The top tournament of the season, with 36% of respondents saying it was the best tournament of the year, was NPDI, hosted by Parliamentary Debate at Berkeley.The controversial tournament hosted by the Debate Society of Berkeley (unaffiliated with the hosts of NPDI) was the most disliked tournament. No other tournaments received more than one or two mentions for this question. This marks a dramatic shift from 2016, where strong distaste was expressed for state qualifying tournaments.

Student enthusiasm for different types of tournaments remained relatively flat compared to last year. Among TOC attendees, league tournaments are still the least preferred, while travel and local circuit tournaments are the most preferred.

Students were asked specific questions about things tournaments could do to improve the tournament experience. The majority are in favor of announcing tournament staff and protest rules before the tournament, with no students saying this would harm their experience. Over half are also in favor of community forums. Students are relatively neutral on the use of prep rooms for parli but are strongly conflicted on issues of team and coach prep. Although POI did not ask students to identify themselves as coming from large or small schools, we suspect that the favorability of team and coach prep would be split along these lines. Nearly 90% of students say e-balloting improves their tournament experience.

Students also offered freeform feedback for tournament directors on how to improve the tournament experience. Many students discussed team prep, coach prep, and Kritiks in this section, but the responses were mixed. Below are some quoted excerpts about points of agreement, edited for clarity:

  • “Fee reductions for teams that have to travel” or “for small schools,” or just lower fees overall
  • “Encourage disclosure” both between teams and from judges after the round
  • Centralize “access to information and maps”
  • “Clarify protest procedures” and “have a committee or designated person available for harassment issues” (equity officer) who is “open and understanding”
  • “Stop allowing schools to clutter the judging pool with no-name entries” 
  • “Continue to have forums to discuss issues”
  • Allow students to have “more opportunity for topic feedback”

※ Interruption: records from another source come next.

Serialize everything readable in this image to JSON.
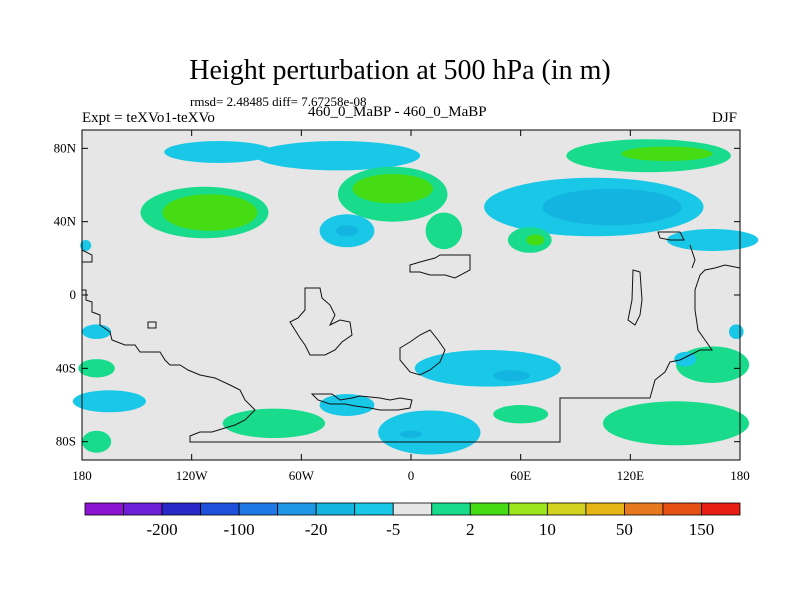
{
  "chart_data": {
    "type": "heatmap",
    "title": "Height perturbation at 500 hPa (in m)",
    "subtitle": "rmsd= 2.48485 diff= 7.67258e-08",
    "left_label": "Expt = teXVo1-teXVo",
    "center_label": "460_0_MaBP - 460_0_MaBP",
    "right_label": "DJF",
    "x_axis": {
      "range": [
        -180,
        180
      ],
      "ticks": [
        {
          "value": -180,
          "label": "180"
        },
        {
          "value": -120,
          "label": "120W"
        },
        {
          "value": -60,
          "label": "60W"
        },
        {
          "value": 0,
          "label": "0"
        },
        {
          "value": 60,
          "label": "60E"
        },
        {
          "value": 120,
          "label": "120E"
        },
        {
          "value": 180,
          "label": "180"
        }
      ]
    },
    "y_axis": {
      "range": [
        -90,
        90
      ],
      "ticks": [
        {
          "value": 80,
          "label": "80N"
        },
        {
          "value": 40,
          "label": "40N"
        },
        {
          "value": 0,
          "label": "0"
        },
        {
          "value": -40,
          "label": "40S"
        },
        {
          "value": -80,
          "label": "80S"
        }
      ]
    },
    "colorbar": {
      "colors": [
        "#8a14d2",
        "#6e1ed6",
        "#2828c8",
        "#1e50dc",
        "#2078e6",
        "#1e96e6",
        "#14b4e0",
        "#18c8e6",
        "#e6e6e6",
        "#18dc8c",
        "#46dc14",
        "#9ce61e",
        "#d2d21e",
        "#e6b414",
        "#e6781e",
        "#e65014",
        "#e61e14"
      ],
      "labels": [
        {
          "after_index": 1,
          "text": "-200"
        },
        {
          "after_index": 3,
          "text": "-100"
        },
        {
          "after_index": 5,
          "text": "-20"
        },
        {
          "after_index": 7,
          "text": "-5"
        },
        {
          "after_index": 9,
          "text": "2"
        },
        {
          "after_index": 11,
          "text": "10"
        },
        {
          "after_index": 13,
          "text": "50"
        },
        {
          "after_index": 15,
          "text": "150"
        }
      ]
    },
    "anomalies": [
      {
        "kind": "neg",
        "level": 1,
        "lon": -40,
        "lat": 76,
        "rlon": 45,
        "rlat": 8
      },
      {
        "kind": "neg",
        "level": 1,
        "lon": -105,
        "lat": 78,
        "rlon": 30,
        "rlat": 6
      },
      {
        "kind": "pos",
        "level": 1,
        "lon": 130,
        "lat": 76,
        "rlon": 45,
        "rlat": 9
      },
      {
        "kind": "pos",
        "level": 2,
        "lon": 140,
        "lat": 77,
        "rlon": 25,
        "rlat": 4
      },
      {
        "kind": "pos",
        "level": 1,
        "lon": -113,
        "lat": 45,
        "rlon": 35,
        "rlat": 14
      },
      {
        "kind": "pos",
        "level": 2,
        "lon": -110,
        "lat": 45,
        "rlon": 26,
        "rlat": 10
      },
      {
        "kind": "pos",
        "level": 1,
        "lon": -10,
        "lat": 55,
        "rlon": 30,
        "rlat": 15
      },
      {
        "kind": "pos",
        "level": 2,
        "lon": -10,
        "lat": 58,
        "rlon": 22,
        "rlat": 8
      },
      {
        "kind": "pos",
        "level": 1,
        "lon": 18,
        "lat": 35,
        "rlon": 10,
        "rlat": 10
      },
      {
        "kind": "neg",
        "level": 1,
        "lon": -35,
        "lat": 35,
        "rlon": 15,
        "rlat": 9
      },
      {
        "kind": "neg",
        "level": 2,
        "lon": -35,
        "lat": 35,
        "rlon": 6,
        "rlat": 3
      },
      {
        "kind": "neg",
        "level": 1,
        "lon": 100,
        "lat": 48,
        "rlon": 60,
        "rlat": 16
      },
      {
        "kind": "neg",
        "level": 2,
        "lon": 110,
        "lat": 48,
        "rlon": 38,
        "rlat": 10
      },
      {
        "kind": "neg",
        "level": 1,
        "lon": 165,
        "lat": 30,
        "rlon": 25,
        "rlat": 6
      },
      {
        "kind": "pos",
        "level": 1,
        "lon": 65,
        "lat": 30,
        "rlon": 12,
        "rlat": 7
      },
      {
        "kind": "pos",
        "level": 2,
        "lon": 68,
        "lat": 30,
        "rlon": 5,
        "rlat": 3
      },
      {
        "kind": "neg",
        "level": 1,
        "lon": 42,
        "lat": -40,
        "rlon": 40,
        "rlat": 10
      },
      {
        "kind": "neg",
        "level": 2,
        "lon": 55,
        "lat": -44,
        "rlon": 10,
        "rlat": 3
      },
      {
        "kind": "neg",
        "level": 1,
        "lon": 10,
        "lat": -75,
        "rlon": 28,
        "rlat": 12
      },
      {
        "kind": "neg",
        "level": 2,
        "lon": 0,
        "lat": -76,
        "rlon": 6,
        "rlat": 2
      },
      {
        "kind": "neg",
        "level": 1,
        "lon": -35,
        "lat": -60,
        "rlon": 15,
        "rlat": 6
      },
      {
        "kind": "pos",
        "level": 1,
        "lon": -75,
        "lat": -70,
        "rlon": 28,
        "rlat": 8
      },
      {
        "kind": "pos",
        "level": 1,
        "lon": 60,
        "lat": -65,
        "rlon": 15,
        "rlat": 5
      },
      {
        "kind": "pos",
        "level": 1,
        "lon": 145,
        "lat": -70,
        "rlon": 40,
        "rlat": 12
      },
      {
        "kind": "pos",
        "level": 1,
        "lon": 165,
        "lat": -38,
        "rlon": 20,
        "rlat": 10
      },
      {
        "kind": "neg",
        "level": 1,
        "lon": 150,
        "lat": -35,
        "rlon": 6,
        "rlat": 4
      },
      {
        "kind": "pos",
        "level": 1,
        "lon": -172,
        "lat": -40,
        "rlon": 10,
        "rlat": 5
      },
      {
        "kind": "neg",
        "level": 1,
        "lon": -165,
        "lat": -58,
        "rlon": 20,
        "rlat": 6
      },
      {
        "kind": "pos",
        "level": 1,
        "lon": -172,
        "lat": -80,
        "rlon": 8,
        "rlat": 6
      },
      {
        "kind": "neg",
        "level": 1,
        "lon": -172,
        "lat": -20,
        "rlon": 8,
        "rlat": 4
      },
      {
        "kind": "neg",
        "level": 1,
        "lon": 178,
        "lat": -20,
        "rlon": 4,
        "rlat": 4
      },
      {
        "kind": "neg",
        "level": 1,
        "lon": -178,
        "lat": 27,
        "rlon": 3,
        "rlat": 3
      }
    ]
  }
}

In a freeform response section, respondents were asked to say what they thought POI did well and what they thought it could do better. Each response was coded into the approximate areas in the net approval/disapproval chart, and “needs improvement” responses were subtracted from “does well” responses. The four major areas for improvement recognized by students were issues with equity and inclusion, online teaching resources, judge training, and cost of paid resources and events such as camps and TOC. When asked what issues students wanted POI to concentrate on for the coming year, students highlighted similar issues, with the top two goals being training videos and materials and judge training. The majority of students were pleased with POI’s current projects, with greater than 95% of respondents saying that rankings and the TOC were valuable to them. These two projects were also had the highest net approval ratings (TOC tied with reporting).

Debaters generally agree that POI should promote a parli wiki where discussion can occur, resources can be posted, and case disclosures can be made. They are in favor of increasing judge strikes and having topic areas for at least some rounds. They overwhelmingly disagree with restrictions on prep materials. They are split on questions of disclosure, where just over half think that use of fiat (or not) should be disclosed before round and generic positions should be disclosed before tournaments. Favorability of disclosure of generic positions is up from last year, while favorability of fiat disclosure is slightly down. Students generally approve of having rounds open to spectators.